Whether we do or not, I decided to write my top five tips for early-childhood parenting. If nothing else, perhaps Sydney will use them in 30 years! Readers, if you have other tips that are in your top five, please share!
- Talk To Your Child: One of my two favorite parenting books, Brain Rules for Baby, cites a study that says babies who have caregivers who consistently talk to them have an IQ 1.5 times higher by age three than those whose caregivers did not talk to them much. It seems obvious. Kids’s brains are just forming and they are learning a new language pretty much from the moment they are born. This is such easy advice to follow and yet so many parents do not do it, I sometimes think our entire country would be better off if all new parents were given this as a parenting guideline.
- Be Patient: This one is obvious too and yet is probably the most difficult one to practice. Kids are simply not on the same schedule as adults. They really don’t care that much about being on time to anything and would much rather engage in whatever interests them in the moment. My personal strategy is to get ready 5-10 minutes before I need to do so whenever Sydney and I have to go somewhere, including bedtime.
- Have Fun: Sure, it makes sense to have fun as a parent. But kids really really want to have fun and respond well to situations that are fun. I provided a detailed example below.
- Give Choices: This advice is straight from my other favorite parenting book, How to Talk So Kids Will Listen, the new 2017 version just for young kids. Luckily, the older version also had this advice and Devon and I have been using it since Sydney could understand us. The advice is simple: give your child options, two things that are both acceptable outcomes, rather than telling them what to do. Kids (like adults) want a say in their own lives. So instead of “Please put your shoes on so we can go” I will say “Which shoes would you like to wear?” It is a magical way to eliminate arguments.
- Acknowledge Feelings: This is also a difficult one for many people.

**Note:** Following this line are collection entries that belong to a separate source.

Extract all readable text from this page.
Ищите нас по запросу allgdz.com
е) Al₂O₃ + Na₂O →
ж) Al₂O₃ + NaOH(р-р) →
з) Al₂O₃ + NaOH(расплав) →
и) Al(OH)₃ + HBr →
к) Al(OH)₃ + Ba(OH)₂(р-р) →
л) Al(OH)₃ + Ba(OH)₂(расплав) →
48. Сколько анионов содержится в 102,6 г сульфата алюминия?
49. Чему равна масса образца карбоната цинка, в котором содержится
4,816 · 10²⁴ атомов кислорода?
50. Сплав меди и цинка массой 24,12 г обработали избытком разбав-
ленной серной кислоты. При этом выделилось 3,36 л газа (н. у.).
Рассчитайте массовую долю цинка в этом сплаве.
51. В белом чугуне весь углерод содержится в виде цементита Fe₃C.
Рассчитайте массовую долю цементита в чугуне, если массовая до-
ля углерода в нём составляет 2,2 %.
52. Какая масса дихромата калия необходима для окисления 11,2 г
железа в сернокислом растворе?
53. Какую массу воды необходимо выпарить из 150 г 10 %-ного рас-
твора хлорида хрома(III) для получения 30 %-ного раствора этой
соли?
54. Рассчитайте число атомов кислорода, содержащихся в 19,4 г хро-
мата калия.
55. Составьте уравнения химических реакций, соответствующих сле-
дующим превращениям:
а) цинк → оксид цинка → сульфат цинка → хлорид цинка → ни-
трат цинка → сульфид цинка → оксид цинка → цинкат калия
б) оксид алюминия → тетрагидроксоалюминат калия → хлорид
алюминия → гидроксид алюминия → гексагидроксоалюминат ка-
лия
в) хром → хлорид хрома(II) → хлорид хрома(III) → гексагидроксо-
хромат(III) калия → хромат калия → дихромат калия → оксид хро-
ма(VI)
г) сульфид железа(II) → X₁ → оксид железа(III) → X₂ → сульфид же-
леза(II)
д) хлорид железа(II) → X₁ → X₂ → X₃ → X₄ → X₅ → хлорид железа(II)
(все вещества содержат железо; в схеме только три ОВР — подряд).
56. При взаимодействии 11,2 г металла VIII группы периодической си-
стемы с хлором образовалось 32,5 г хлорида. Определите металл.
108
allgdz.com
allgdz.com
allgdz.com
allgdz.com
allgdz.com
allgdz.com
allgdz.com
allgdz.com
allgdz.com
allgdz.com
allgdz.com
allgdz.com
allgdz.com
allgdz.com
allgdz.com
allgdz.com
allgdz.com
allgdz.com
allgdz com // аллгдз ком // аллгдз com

The key is to remember that a child’s world is hugely important to them. So if Sydney is sad because her pencil broke or mad because we have to leave the park, it is important to recognize these are real feelings of huge importance to Sydney at that moment. Instead of doing the typical guy thing of trying to make it better (“We can come back to the park tomorrow”), which is not really going to help, all I have to do is say “I understand – it is not nice to have to leave the park when we are having so much fun, is it?” Equally important is acknowledging and expressing my own feelings, which helps model this for Sydney. When I say something like “Sydney, it really makes me unhappy when you throw your hairbrush on the floor”, which happened the other day when her tangles were causing her discomfort, Sydney will invariably look me right in the eyes and say “I’m sorry, Daddy.”
Here is an example of the power of having fun. This morning Sydney woke up complaining of a sore neck, then a sore ankle, then another sore ankle. She probably did have a sore neck from sleeping on it funny, I probably didn’t acknowledge it enough, and she probably made up the sore ankles to get attention. I accommodated by carrying her downstairs on my shoulders but when it was time to eat breakfast and Sydney told me she couldn’t walk six feet from the couch to the dining room table, my first instinct was to tell her she would have to walk if she wanted breakfast.
That is a classic no-win statement in which I am “teaching her a lesson” that really doesn’t need to be taught. Do I want Sydney to go to preschool without breakfast? No. Was she happy to hear that ultimatum? No. Just as tears started welling, I switched tactics and said “I have a game.” Sydney perked up. “Pretend you are a famous pirate and you were bitten on the ankles by an alligator. We’ll pretend this chair is the alligator. You now have to get safely to Pirate’s Island, which is the table, before the alligator catches you.”
Sydney of course streaked off around the living room, behind the couch, and to the table (where breakfast was ready) while I chased her with the chair. Sore ankles forgotten. The power of having fun.